En d’autres termes : " Il existe une légalité internationalement acceptée. Vous devez vous y tenir "
Nous retrouvons ici la logique de " l’ailleurs ". Si nous sommes dans une situation où le pouvoir n’a plus la possibilité de bouger les frontières de ce qu’il se permet ou de ce qu’il s’interdit au gré des circonstances, alors nous nous trouvons dans la situation où se structure, et ce de façon durable, un ailleurs. Si cet ailleurs existe, cela veut dire qu'il y a pluralité et que, à un moment ou à un autre, celle-ci devra être institutionnellement consacrée.
Nous parlions plus avant d’une équivoque. Celle-ci porte sur le contenu des Droits de l’Homme. Autant il reste évident qu’il était dans l’intérêt des différents protagonistes de se mettre d’accord, dans une perspective de contestation de la légitimité du pouvoir polonais, sur la défense de ce noyau dur que constituait les Droits de l’Homme, autant il n’était ni nécessaire ni urgent de s’interroger sur le type de contenu que chacun des interlocuteurs donnait à ces Droits de l’Homme.
En effet, il n’y avait aucun sens, au milieu des années soixante-dix, de questionner le Cardinal primat de Pologne et de lui demander : " Monsieur le Cardinal, quels seront, à votre avis, les Droits de l’Homme dans une Pologne qui se trouverait miraculeusement débarrassée du régime communiste ? ". Á l’époque, cette question était d’une irrationalité radicale.
L’existence de cette équivoque rend possible la constitution d’un front fictivement homogène de résistance anti-totalitaire qui a réuni Église, ouvriers et intellectuels ; mais cette équivoque resurgira centralement dés lors que ce qui la suscite, l’existence d’un régime de type soviétique, n’existe plus. Au moment où le régime se sera effondré, sera posée, de façon ouverte, la question du type de contenu que chacun des protagonistes affecte à ces Droits de l’Homme.
Mais n’anticipons pas. Nous sommes au milieu des années soixante-dix où, dans un contexte de mise en place d’un front fictivement homogène de résistance anti-totalitaire, va intervenir un événement majeur, l’élection en 1978 d’un cardinal d’origine polonaise au trône de Saint Pierre, et le premier voyage du Souverain Pontife, nouvellement élu, dans son pays natal.
Ce voyage en 1979, revêt une importance qu’on ne saurait minimiser au sens où cette visite va constituer un extraordinaire révélateur de l’existence d’une opinion polonaise qui ne se reconnaît pas dans le discours du pouvoir. La preuve en est que la seule présence de millions de Polonais sur le parcours du Pape, à cette occasion, est si massive que les cameramen de la télévision polonaise ont reçu la consigne stricte du pouvoir de ne jamais filmer la foule dans son ensemble, mais uniquement par petits bouts afin que, à aucun moment, les téléspectateurs n’aient une vue d’ensemble de la foule se pressant lors des manifestations organisées durant cette visite.

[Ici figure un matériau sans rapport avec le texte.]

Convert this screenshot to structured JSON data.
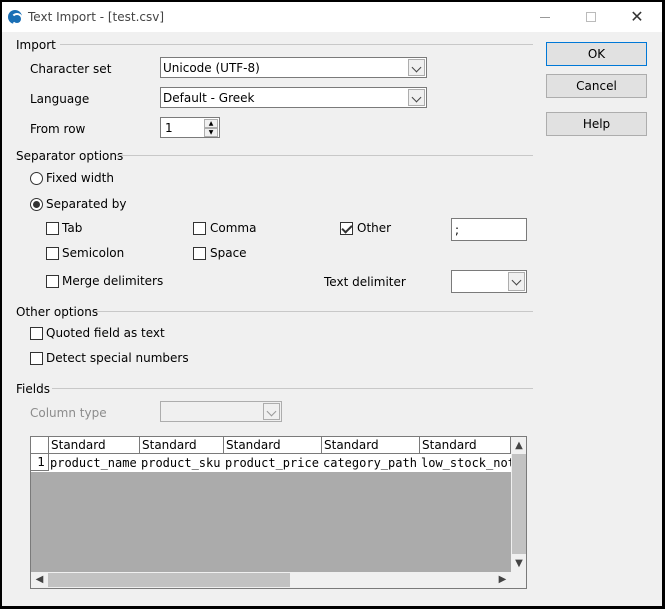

Ce premier voyage a joué un rôle déterminant, mettant en évidence l’état d’érosion de la légitimité du régime de type soviétique en Pologne.
Certains acteurs de cette période en sont immédiatement conscients, tel Zbigniew Bujak, qui sera l’un des leaders de Solidarité clandestine, dans les années 82-89. Bujak, arrivant sur la place des Victoires à Varsovie ce jour de 1979 où le Pape y célèbre la messe, et y voyant un million de personnes rassemblées, en conclut que le régime est fini.
Il importe, dès lors, d’accompagner au plus près le processus de sortie du communisme, et surtout, de faire en sorte que le processus engagé ne débouche pas sur une guerre civile et sur des suites sanglantes, le pays ayant déjà énormément souffert dans son histoire des divisions et des conflits.
Ceci permet de se rendre compte du rôle de l’Église, d’une Église qui se pose et qui est perçue comme étant l’opérateur central sur la scène polonaise depuis 1974, et jusqu’à l’émergence de Solidarnosc en 1981. C’est l’Âge d’or de l’Église polonaise ! La période pendant laquelle se construisent les images évoquées précédemment. C’est l’âge pendant lequel un système d’équations presque parfait se met en place :
Le Primat = le clergé = l’Église = la nation Polonaise.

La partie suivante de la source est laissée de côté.